SAS Will Soon Release Big Data Analytics for Hadoop
SAS announced this week that it is developing an interactive analytics programming environment for the open-source Hadoop framework based on SAS in-memory technology.
SAS In-Memory Statistics for Hadoop will enable multiple users to simultaneously and interactively manage, explore, and analyze data, build and compare models, and score massive amounts of data in Hadoop. It is expected to be released before the second half of this year.
"SAS In-Memory Statistics for Hadoop loads Hadoop data once and keeps it in memory for multiple analyses within a session, across multiple users," said Oliver Schabenberger, SAS senior director of analytic server research and development, in a statement. "Compare that to approaches that require writing data to disk. All that data shuffling is extremely inefficient with big data."
The same in-memory analytics technology that powers the SAS Visual Analytics also underpins SAS In-Memory Statistics for Hadoop.
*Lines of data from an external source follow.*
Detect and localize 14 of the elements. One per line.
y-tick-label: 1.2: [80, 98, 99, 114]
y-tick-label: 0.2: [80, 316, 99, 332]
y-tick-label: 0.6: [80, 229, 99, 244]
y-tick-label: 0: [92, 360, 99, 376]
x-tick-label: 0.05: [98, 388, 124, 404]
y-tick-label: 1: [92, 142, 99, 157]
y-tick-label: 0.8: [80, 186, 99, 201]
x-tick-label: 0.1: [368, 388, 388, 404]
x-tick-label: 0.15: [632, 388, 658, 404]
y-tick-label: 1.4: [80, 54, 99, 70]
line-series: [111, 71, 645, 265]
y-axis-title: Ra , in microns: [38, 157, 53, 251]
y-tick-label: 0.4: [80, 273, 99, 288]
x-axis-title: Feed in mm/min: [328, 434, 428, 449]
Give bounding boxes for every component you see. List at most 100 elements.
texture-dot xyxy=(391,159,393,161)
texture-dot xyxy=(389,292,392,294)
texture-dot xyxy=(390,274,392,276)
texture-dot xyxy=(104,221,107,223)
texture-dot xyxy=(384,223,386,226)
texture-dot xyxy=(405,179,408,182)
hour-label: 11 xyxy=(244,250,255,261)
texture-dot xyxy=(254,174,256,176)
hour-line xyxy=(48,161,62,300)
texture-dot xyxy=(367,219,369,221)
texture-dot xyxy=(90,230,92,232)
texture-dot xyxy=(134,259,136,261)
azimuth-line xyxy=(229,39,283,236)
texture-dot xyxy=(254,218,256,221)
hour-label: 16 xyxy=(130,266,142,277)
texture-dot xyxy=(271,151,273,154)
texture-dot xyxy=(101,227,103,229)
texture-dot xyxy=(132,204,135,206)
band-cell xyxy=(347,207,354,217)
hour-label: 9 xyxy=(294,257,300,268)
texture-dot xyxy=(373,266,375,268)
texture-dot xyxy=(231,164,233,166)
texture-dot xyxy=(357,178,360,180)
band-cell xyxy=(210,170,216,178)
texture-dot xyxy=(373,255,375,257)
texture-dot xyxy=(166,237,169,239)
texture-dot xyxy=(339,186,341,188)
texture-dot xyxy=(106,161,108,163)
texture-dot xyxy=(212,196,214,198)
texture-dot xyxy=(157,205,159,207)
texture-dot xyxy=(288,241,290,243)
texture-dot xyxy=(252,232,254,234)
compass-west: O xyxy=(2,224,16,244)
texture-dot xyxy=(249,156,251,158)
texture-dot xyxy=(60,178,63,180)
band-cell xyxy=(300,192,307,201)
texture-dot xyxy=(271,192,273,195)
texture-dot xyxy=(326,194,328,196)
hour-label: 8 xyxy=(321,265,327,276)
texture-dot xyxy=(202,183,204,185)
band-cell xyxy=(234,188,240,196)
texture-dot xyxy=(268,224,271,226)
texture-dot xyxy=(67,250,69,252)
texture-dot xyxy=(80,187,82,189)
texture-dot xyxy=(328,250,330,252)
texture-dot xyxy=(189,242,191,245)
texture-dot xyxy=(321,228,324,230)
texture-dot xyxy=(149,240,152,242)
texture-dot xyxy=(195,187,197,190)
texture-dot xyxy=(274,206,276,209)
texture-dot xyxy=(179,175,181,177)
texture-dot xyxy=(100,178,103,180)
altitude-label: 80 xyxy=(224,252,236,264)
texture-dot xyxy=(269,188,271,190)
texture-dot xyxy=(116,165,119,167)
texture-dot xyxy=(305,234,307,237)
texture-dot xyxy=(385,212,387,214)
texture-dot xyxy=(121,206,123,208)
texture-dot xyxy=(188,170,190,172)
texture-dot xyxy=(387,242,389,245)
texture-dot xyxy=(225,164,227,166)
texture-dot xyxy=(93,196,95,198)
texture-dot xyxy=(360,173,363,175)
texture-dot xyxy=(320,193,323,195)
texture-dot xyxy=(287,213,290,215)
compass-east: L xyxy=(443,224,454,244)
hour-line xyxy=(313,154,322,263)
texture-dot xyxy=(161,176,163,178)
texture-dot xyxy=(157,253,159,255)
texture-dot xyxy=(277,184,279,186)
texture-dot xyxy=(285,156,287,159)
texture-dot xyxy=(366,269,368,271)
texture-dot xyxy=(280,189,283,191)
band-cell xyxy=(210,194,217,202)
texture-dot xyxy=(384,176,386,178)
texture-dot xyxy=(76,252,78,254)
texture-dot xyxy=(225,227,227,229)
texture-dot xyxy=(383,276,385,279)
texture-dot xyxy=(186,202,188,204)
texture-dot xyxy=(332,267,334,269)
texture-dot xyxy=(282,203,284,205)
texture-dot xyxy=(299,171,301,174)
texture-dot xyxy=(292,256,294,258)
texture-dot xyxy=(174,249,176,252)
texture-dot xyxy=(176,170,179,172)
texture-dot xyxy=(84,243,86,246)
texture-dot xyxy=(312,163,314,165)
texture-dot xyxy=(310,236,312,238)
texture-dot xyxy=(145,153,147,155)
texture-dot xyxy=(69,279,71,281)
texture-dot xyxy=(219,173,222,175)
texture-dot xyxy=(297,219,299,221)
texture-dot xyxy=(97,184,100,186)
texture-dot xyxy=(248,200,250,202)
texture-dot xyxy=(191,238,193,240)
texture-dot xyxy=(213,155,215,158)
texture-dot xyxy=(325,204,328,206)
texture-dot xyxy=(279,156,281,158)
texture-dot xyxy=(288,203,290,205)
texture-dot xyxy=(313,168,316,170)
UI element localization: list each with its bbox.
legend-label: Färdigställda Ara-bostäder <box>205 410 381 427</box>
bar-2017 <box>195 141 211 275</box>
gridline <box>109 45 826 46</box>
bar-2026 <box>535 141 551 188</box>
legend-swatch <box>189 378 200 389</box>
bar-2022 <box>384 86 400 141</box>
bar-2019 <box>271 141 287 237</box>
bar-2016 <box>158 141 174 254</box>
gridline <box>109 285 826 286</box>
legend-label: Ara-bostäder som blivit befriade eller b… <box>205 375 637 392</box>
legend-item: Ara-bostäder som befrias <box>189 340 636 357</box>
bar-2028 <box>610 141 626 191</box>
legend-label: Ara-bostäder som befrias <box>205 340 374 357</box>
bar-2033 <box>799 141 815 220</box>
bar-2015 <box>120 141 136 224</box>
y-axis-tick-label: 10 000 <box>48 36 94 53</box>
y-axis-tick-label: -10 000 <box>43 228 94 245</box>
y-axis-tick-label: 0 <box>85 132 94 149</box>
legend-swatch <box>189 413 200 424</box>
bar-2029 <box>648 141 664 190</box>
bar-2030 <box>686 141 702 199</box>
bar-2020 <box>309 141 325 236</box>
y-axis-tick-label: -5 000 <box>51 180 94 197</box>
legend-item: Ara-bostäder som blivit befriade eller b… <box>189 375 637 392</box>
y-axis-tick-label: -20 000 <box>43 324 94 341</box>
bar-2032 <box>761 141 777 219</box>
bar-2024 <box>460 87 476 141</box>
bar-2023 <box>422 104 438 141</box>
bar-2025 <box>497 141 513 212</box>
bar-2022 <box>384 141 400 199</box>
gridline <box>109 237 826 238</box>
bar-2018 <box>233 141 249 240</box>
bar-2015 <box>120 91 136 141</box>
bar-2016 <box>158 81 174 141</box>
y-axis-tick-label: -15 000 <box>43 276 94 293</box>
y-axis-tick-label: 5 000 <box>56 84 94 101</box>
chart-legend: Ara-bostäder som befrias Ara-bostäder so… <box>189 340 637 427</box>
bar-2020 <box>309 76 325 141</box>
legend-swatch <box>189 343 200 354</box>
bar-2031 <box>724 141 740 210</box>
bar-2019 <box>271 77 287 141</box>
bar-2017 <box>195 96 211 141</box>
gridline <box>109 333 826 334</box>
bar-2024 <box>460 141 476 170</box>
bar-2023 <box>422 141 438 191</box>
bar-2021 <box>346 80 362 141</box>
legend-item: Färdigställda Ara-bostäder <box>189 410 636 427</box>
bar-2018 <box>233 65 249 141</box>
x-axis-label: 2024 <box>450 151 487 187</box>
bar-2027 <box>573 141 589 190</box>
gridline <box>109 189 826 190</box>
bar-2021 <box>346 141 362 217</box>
"Data scientists, modelers, and statisticians no longer need a patchwork of tools because we're eliminating the need for different analytic programming languages. SAS In-Memory Statistics for Hadoop supports the entire range of analytics, providing a fast, powerful and comprehensive means for collaborative analysis," Schabenberger said.
Among the numerous supported statistical and machine learning modeling techniques in SAS In-Memory Statistics for Hadoop are clustering, regression, generalized linear models, analysis of variance, decision trees, random decision forests, text analytics and recommendation systems.